ATX, a product with a lower price point, is targeted at small practitioners (typically firms with fewer than seven professionals) who operate out of a home or office environment. These tax preparers are typically serving middle-income clients and small businesses.
TaxWise is suited for firms that are slightly larger (typically fewer than 10 people), have multiple locations, and the commercial segment known for its seasonal business and bank products.
Meanwhile, CCH launched ProSystem fx Scan early last year, which is designed to simplify the handling and organizing of source documents for tax returns.
How it works: Scan orients each page, automatically identifies W-2s, K-1s, brokerage statements and all other tax source documents, and produces a bookmarked PDF file.
Going forward, CCH is working to enable the product to perform data extraction from such source documents as W-2s, creating a direct import into the tax return, explains Stuart Gill, product manager for ProSystem fx Scan. He notes that this next phase is currently in development but will likely be available in the next year.

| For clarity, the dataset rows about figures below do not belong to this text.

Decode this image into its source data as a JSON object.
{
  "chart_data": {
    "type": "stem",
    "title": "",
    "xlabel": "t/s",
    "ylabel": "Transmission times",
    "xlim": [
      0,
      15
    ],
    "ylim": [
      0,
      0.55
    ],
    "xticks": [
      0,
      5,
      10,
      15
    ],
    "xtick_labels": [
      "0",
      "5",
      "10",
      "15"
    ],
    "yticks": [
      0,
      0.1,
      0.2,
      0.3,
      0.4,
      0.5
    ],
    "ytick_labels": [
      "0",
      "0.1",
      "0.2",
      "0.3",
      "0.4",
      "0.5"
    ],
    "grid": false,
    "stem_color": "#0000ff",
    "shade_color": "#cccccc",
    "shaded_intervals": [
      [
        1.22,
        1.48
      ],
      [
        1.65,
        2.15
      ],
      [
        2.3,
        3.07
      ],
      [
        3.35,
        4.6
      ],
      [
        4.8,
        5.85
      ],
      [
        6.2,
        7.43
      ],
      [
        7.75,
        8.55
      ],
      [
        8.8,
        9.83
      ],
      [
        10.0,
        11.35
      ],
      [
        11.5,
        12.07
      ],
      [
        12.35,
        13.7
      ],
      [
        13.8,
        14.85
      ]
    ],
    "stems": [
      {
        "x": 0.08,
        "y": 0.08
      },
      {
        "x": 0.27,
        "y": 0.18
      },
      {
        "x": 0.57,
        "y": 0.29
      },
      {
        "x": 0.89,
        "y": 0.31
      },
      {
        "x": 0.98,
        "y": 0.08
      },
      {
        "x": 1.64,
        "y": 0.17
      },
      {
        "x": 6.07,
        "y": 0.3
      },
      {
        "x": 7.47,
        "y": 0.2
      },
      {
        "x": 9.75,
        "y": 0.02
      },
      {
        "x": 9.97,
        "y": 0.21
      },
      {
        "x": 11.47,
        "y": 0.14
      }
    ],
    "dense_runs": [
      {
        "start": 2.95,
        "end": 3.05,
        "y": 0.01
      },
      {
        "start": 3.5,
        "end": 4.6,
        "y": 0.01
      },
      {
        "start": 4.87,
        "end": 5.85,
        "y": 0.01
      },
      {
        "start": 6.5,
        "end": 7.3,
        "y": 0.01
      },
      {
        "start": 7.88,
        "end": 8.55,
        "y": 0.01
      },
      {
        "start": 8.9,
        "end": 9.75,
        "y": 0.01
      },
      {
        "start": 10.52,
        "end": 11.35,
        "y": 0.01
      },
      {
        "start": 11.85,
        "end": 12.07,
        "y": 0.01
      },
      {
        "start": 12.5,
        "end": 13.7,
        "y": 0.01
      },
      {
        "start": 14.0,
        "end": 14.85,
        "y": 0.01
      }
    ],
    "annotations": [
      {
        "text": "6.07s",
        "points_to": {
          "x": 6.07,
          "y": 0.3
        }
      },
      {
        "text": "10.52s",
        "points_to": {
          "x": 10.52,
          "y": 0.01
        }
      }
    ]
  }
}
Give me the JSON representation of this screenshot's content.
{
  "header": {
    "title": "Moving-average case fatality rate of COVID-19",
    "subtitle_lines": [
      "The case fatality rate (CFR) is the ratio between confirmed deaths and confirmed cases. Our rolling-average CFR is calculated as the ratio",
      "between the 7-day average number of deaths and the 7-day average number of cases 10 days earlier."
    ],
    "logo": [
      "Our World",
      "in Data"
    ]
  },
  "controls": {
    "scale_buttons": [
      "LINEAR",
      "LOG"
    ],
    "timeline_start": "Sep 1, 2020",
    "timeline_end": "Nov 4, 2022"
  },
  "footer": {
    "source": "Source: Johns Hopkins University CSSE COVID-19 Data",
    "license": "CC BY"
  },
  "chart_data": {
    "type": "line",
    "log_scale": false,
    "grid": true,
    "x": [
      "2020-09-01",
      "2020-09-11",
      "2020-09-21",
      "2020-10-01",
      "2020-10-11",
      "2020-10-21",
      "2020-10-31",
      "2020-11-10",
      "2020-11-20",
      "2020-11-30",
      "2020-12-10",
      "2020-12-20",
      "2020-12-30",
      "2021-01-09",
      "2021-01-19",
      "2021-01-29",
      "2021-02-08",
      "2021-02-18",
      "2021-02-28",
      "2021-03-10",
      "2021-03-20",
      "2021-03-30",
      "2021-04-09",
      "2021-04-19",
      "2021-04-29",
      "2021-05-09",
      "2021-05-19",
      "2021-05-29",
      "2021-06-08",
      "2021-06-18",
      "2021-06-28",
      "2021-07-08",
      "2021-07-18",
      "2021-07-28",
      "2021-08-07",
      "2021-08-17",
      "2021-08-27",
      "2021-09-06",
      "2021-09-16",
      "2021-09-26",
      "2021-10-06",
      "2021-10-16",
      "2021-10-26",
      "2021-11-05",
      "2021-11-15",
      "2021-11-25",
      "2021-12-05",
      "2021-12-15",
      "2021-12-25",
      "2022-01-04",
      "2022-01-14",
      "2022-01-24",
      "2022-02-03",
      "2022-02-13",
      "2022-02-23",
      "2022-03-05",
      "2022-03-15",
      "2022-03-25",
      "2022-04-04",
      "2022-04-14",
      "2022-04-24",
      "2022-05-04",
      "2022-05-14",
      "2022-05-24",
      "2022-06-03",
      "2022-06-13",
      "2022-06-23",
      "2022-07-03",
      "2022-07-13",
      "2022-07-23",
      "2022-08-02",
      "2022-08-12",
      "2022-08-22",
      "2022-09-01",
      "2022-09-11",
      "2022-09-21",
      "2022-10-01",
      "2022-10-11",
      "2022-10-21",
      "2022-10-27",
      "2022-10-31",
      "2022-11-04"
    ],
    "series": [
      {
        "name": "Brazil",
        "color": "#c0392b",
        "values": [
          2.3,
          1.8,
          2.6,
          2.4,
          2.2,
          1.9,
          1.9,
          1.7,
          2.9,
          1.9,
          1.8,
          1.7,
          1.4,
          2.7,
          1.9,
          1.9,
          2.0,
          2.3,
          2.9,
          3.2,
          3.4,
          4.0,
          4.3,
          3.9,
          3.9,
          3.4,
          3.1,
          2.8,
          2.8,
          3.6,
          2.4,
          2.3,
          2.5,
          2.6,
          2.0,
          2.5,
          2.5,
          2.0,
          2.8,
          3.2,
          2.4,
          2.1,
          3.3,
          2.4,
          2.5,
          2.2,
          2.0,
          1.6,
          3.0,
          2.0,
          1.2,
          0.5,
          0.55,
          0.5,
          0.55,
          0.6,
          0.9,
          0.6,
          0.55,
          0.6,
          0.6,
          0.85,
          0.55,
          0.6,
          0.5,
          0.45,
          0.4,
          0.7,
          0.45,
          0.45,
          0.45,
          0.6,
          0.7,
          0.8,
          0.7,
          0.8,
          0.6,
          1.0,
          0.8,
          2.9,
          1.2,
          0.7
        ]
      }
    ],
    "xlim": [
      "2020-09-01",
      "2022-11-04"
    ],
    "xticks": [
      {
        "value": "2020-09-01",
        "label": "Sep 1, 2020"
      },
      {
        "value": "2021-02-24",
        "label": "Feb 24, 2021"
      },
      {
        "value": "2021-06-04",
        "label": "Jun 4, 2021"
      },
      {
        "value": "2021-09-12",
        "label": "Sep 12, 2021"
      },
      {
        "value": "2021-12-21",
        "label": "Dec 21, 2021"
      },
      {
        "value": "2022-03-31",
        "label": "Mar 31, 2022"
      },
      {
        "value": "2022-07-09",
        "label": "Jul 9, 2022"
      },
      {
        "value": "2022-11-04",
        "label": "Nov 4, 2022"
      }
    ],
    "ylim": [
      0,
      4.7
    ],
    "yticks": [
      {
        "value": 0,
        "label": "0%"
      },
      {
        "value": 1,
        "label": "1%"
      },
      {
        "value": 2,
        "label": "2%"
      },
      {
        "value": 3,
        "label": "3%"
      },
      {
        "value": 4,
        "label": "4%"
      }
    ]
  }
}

XCM Solutions, which provides firms with Web-based process automation solutions, does not offer scanning technology for data entry but has teamed up with CCH to help "complete the puzzle" of data entry and workflow. Through the partnership, XCM, the hosted workflow solution provided by XCM Solutions, provides integration with CCH's product suite, including ProSystem fx Scan.
According to XCM president Glen Keenan, such a partnership makes sense for XCM because it enables the company to focus on its core offering: workflow.
"We are working with them and looking at the industry as a whole to ask, 'Where can we help?'" says Keenan, who notes XCM is open to forming additional partnerships with other tax software vendors.
Firms looking to ease the burden of data entry also can take advantage of Xpitax, an XCM Solutions sister company that provides offshore outsourcing services for the accounting industry through 250 employees in India.
Using both XCM and XCM Outsource as the workflow and communication tool, Xpitax helps firms streamline their tax return and accounting preparation process.